Par ailleurs, en prélude à sa recherche, Anne-Marie Sicotte confie ce qui suit (p. 11) :

Jusqu’alors, je me croyais plus ou moins féministe ou, du moins, c’est ce que je disais à mon entourage. Je ne pouvais m’empêcher de ressentir un insidieux sentiment de gêne à m’avouer féministe, un sentiment qui anticipait ce que les hommes pourraient en penser, la manière dont ils allaient me juger, me catégoriser… Maintenant, en songeant aux femmes d’il y a un siècle, et particulièrement à Marie Gérin-Lajoie, je serai solidaire des femmes d’aujourd’hui, et je prendrai au sérieux le travail qu’il reste à faire pour qu’elles et moi devenions vraiment libres.

Ces deux confidences de l’auteure nous permettent de comprendre pourquoi cette biographie est si intéressante. Écrite dans une langue fluide et stimulante, avec la passion de communiquer et sans les jugements déjà stéréotypés que les premiers travaux d’histoire des femmes comportaient parfois, la vie de Marie Gérin-Lajoie est présentée avec un regard neuf, une excellente connaissance de l’époque où elle a vécu, ce qui lui donne sa véritable dimension. L’auteure a donc évité le piège de juger l’oeuvre de Marie Gérin-Lajoie avec les critères d’aujourd’hui. Elle ne prend pas parti dans le débat théorique qui discute de l’engagement des femmes de cette époque : sont-elles féministes? maternalistes? Quelle est la qualité de leur féminisme? L’auteure se contente plutôt de présenter de nombreux textes inédits qui obligeront les théoriciennes à nuancer leurs jugements. Pour Anne-Marie Sicotte, le féminisme de Marie Gérin-Lajoie est indéniable.

Ce livre propose également un index bien construit (mais l’entrée à « Henri Gérin-Lajoie, père » est absente), une commode chronologie, des tableaux généalogiques, des illustrations et des encadrés particulièrement bien choisis ainsi qu’une excellente bibliographie. Les éditrices ont fait un travail remarquable à cet égard, qui ajoute à l’intérêt de la biographie.

L’ouvrage suit le parcours de Marie Gérin-Lajoie en utilisant au maximum les textes de la militante. Anne-Marie Sicotte a pu bénéficier, pour ses recherches, des archives personnelles de Marie Gérin-Lajoie. Celles-ci viennent d’ailleurs d’être répertoriées dans le Répertoire détaillé du fonds Marie-Gérin-Lajoie (1867-1945) que les Soeurs du Bon Conseil ont constitué et fait paraître au début de ce siècle. C’est donc une recherche soigneusement documentée que l’auteure soumet au lectorat, recherche qui donne accès au journal personnel de Marie Gérin-Lajoie, à sa volumineuse correspondance, aux textes qu’elle écrit lors des retraites fermées, à ses conférences, à ses articles, voire à ses brouillons. C’est la vie de la militante qui est surtout présentée, mais on découvre aussi, en filigrane, sa vie de mère de famille et d’épouse.

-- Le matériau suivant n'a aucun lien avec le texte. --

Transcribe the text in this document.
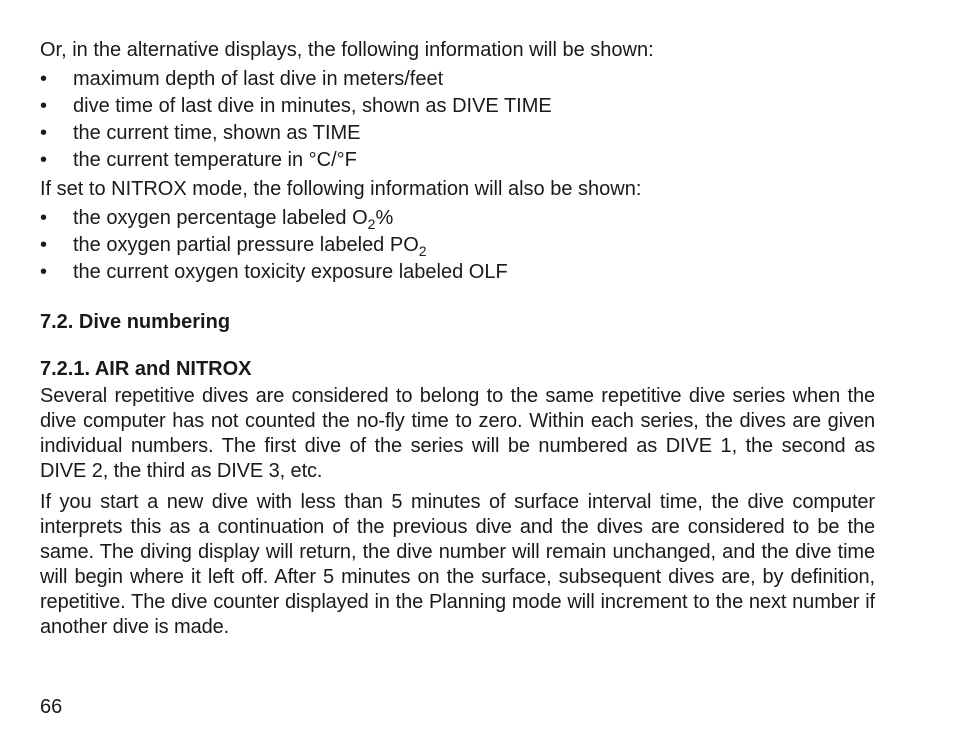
Or, in the alternative displays, the following information will be shown:

• maximum depth of last dive in meters/feet
• dive time of last dive in minutes, shown as DIVE TIME
• the current time, shown as TIME
• the current temperature in °C/°F

If set to NITROX mode, the following information will also be shown:

• the oxygen percentage labeled $O_2\%$
• the oxygen partial pressure labeled $PO_2$
• the current oxygen toxicity exposure labeled OLF
7.2. Dive numbering
7.2.1. AIR and NITROX

Several repetitive dives are considered to belong to the same repetitive dive series when the dive computer has not counted the no-fly time to zero. Within each series, the dives are given individual numbers. The first dive of the series will be numbered as DIVE 1, the second as DIVE 2, the third as DIVE 3, etc.

If you start a new dive with less than 5 minutes of surface interval time, the dive computer interprets this as a continuation of the previous dive and the dives are considered to be the same. The diving display will return, the dive number will remain unchanged, and the dive time will begin where it left off. After 5 minutes on the surface, subsequent dives are, by definition, repetitive. The dive counter displayed in the Planning mode will increment to the next number if another dive is made.

66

Marie Lacoste Gérin-Lajoie, comme le démontre l’auteure, est une fonceuse. Celle qui déteste le pensionnat, « six ans de pensionnat l’ont dégoûtée de la vie religieuse à tout jamais » (p. 47), mais accepte de conclure un pacte avec son père, à savoir de terminer ses études, en échange de quoi elle pourra étudier librement en utilisant la bibliothèque paternelle. Celle qui s’émeut des injustices de la société, et notamment de l’injustice qui frappe les femmes mariées, le grand scandale de sa vie. Celle qui, à la lecture de Rerum Novarum, découvre l’importance du droit d’association et formule l’opinion que l’association demeure le seul moyen qu’ont les femmes d’améliorer leur situation. Celle qui se place comme objectif de vie, en 1893, l’émancipation des femmes (p. 103). Celle qui, malgré tout, reste soumise à l’enseignement de l’Église, parce qu’elle sait que, sans la caution des autorités religieuses, elle ne pourra rien changer. Celle dont l’engagement social et politique pour la cause des femmes vient occuper tout l’espace de sa vie. Elle ne devait pas être toujours facile à vivre, cette empêcheuse de tourner en rond. Toujours à préparer des réunions, des rencontres, des assemblées, des audiences épiscopales; toujours à préparer des textes ou des conférences, à constituer des dossiers, à écrire des lettres, à stimuler ses collaboratrices. Et tout cela sans voiture, sans photocopieuse, sans subventions et même, pendant plusieurs années, sans téléphone ni dactylo! Son mari lui confie qu’il se sent bien quand elle n’est pas là! Cependant, il la soutient dans ses combats et elle vit avec lui une bonne entente. Elle lui écrit : « Je me suis faite à tous tes caprices au point de ne pouvoir m’en passer […] Tu sais comme je t’embrasse un peu partout » (p. 84). Elle suit de près les études et le choix de vie de ses quatre enfants et organise les déménagements estivaux à Vaudreuil ou à Rivière-du-Loup.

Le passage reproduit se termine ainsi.